Sayangnya, para bakal calon yang sudah mengeluarkan pundi-pundi rupiahnya ini juga belum tentu diusung oleh parpol yang dilobi. Para elit pusat ini akan menerima seluruh bakal calon yang datang melobi, penentuannya akan dikabarkan pada beberapa hari atau seminggu sebelum pendaftaran dimulai.

"Lobi-lobi ini sudah menguras uang para bakal calon, tapi yang dipilih yang membayar lebih tinggi. Seperti pasar saham, harga tertinggi yang diambil," katanya.

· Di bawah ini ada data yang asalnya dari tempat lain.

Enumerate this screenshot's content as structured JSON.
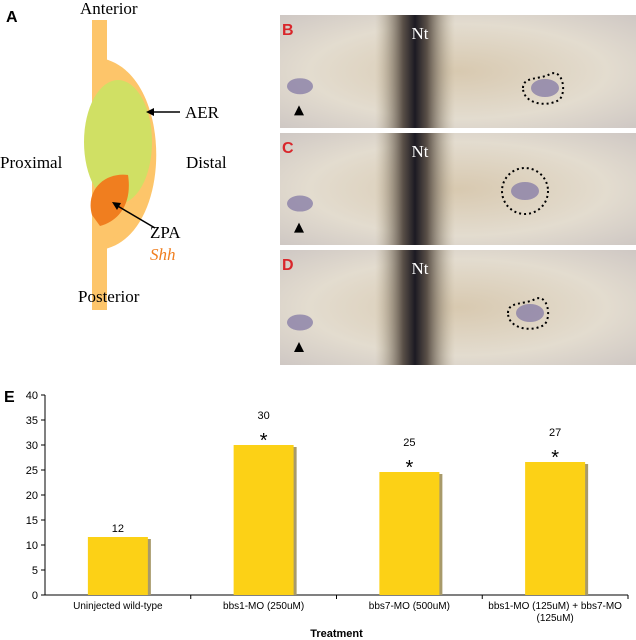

Lucius menceritakan, mahar politik yang diminta pun bervariasi, pada Pilkada, hitungan mahar mengacu pada kursi partai yang bersangkutan di DPRD masing-masing daerah. Jumlah kursi inilah yang dipatok berdasarkan harga pasar, sebab di tiap-tiap parpol tak memiliki kebijakan resmi mengenai uang mahar ini.

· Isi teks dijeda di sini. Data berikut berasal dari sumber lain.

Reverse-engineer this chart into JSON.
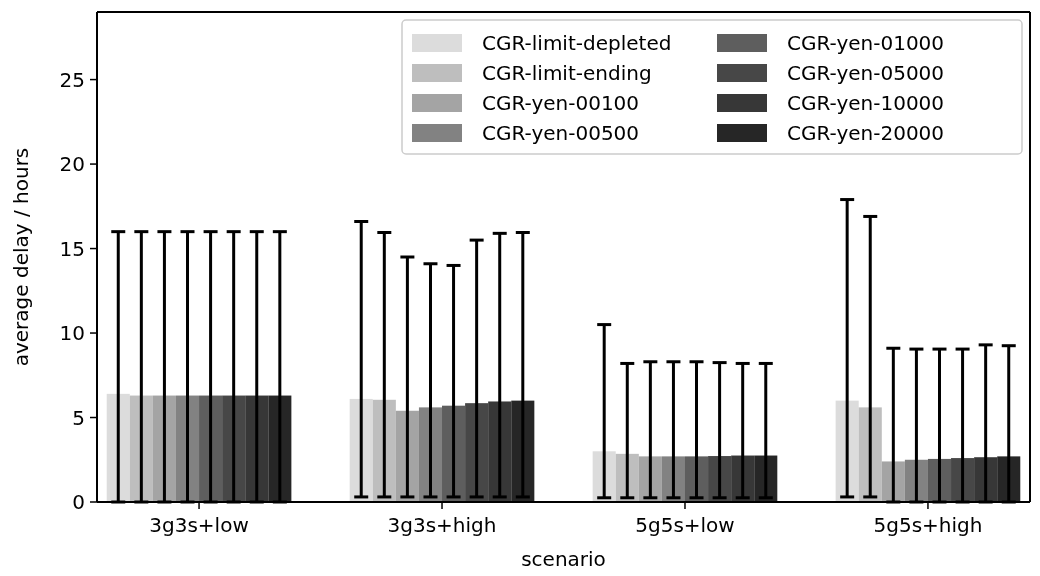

BEGINI MENGHITUNG BESARAN MAHAR POLITIK - Lucius punya rumus sendiri dalam menghitung besaran mahar politik yang harus dikeluarkan seorang calon kepala daerah untuk bisa diusung parpol. Dia menghitung nilai itu berdasarkan beleid yang dikeluarkan pemerintah terkait Pilkada.

Pada tanggal 17 Februari lalu, DPR RI menyetujui revisi Undang-Undang Nomor 1 Tahun 2015 tentang Pemilihan Kepala Daerah dan perubahan kedua atas Undang-Undang Nomor 23 Tahun 2014 tentang Pemerintahan Daerah. Dalam revisi gersebut disepakati syarat dukungan untuk calon independen dinaikkan 3,5 persen, dari minimal 3 persen menjadi 6,5-10 persen dari jumlah penduduk, tergantung pada jumlah penduduk.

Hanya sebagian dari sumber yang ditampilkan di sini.